We have gone through several seasons where we spent a year apart due to combat deployments. During these times, we still kept our word about what we just shared above. Even though we were not physically near one another, we prayed with one another over the phone (when able to talk), and via email.
It is only because we have allowed the love of God to saturate our hearts that we have been able to continue to be best friends over the years. We have definitely had our fair share of ups and downs during the course of our marriage, but thankfully because we intentionally put Jesus first and submit to His will each day – we have been able to work through every challenge we’ve ever faced.
Being your spouse’s best friend is a very important part of your marriage. It gives you an advantage over the lies of the enemy because you develop a deep love and trust for one another unlike any other you’ve ever known. You are able to recognize the enemy and his attacks when they occur because you know each other inside out and backwards. You are willing to fight for one another because your friendship mixed with your love runs deeper than any measurement could take. You are able to walk side by side, hand in hand, heart in heart, while serving the King of Kings.
Each of us has a different way we have achieved “best friend” status with our spouse. How you do it isn’t as important as actually doing it. If this is something you struggle with in your marriage, take the time to sit down and talk to your spouse and brainstorm ways that you two can connect on a deeper level of friendship.
We encourage those of you reading this who desire to be best friends with your spouses to seek God as to how He would have you go about it.

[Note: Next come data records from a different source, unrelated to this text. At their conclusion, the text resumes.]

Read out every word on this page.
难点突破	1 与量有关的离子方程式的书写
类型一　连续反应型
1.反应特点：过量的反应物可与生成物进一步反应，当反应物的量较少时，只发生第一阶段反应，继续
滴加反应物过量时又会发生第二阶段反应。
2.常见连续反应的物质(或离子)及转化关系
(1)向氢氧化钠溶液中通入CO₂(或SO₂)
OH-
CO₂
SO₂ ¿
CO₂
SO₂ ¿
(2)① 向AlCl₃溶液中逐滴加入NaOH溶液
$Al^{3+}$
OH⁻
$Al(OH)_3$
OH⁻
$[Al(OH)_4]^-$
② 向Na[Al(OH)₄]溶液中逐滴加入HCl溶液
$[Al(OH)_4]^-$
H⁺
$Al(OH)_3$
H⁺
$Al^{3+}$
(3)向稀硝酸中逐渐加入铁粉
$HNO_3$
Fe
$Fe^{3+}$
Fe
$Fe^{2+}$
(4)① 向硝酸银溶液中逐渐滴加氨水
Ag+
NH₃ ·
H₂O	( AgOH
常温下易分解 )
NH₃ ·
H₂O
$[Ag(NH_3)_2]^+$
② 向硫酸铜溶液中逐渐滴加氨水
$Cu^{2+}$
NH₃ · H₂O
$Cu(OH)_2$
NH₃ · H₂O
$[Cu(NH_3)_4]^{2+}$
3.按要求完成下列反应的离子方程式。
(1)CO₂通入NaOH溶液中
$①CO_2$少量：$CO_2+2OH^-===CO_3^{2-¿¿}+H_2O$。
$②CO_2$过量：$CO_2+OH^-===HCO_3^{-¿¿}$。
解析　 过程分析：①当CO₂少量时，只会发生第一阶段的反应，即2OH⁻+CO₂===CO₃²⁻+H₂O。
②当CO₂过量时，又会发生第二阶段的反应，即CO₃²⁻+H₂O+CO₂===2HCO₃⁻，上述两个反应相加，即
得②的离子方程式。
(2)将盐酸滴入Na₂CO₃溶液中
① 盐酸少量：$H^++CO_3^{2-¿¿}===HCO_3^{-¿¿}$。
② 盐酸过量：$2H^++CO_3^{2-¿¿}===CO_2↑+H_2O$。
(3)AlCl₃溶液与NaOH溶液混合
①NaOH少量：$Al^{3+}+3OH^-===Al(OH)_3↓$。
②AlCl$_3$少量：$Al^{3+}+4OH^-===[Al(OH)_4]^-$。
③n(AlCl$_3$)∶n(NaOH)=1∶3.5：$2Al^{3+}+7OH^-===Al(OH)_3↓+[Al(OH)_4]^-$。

Make sure you don’t look to another couple for a “model” of how your friendship with your spouse should look – as every marriage is different. You will only find the friendship God desires you to have with your spouse through reading the Bible and prayer.
We can tell you this, it won’t always be easy, but it will certainly be worth the hard work. If your spouse is an unbeliever, never doubt for one second that God won’t soften your spouse’s heart through your love. God’s promises are true and His love knows no bounds.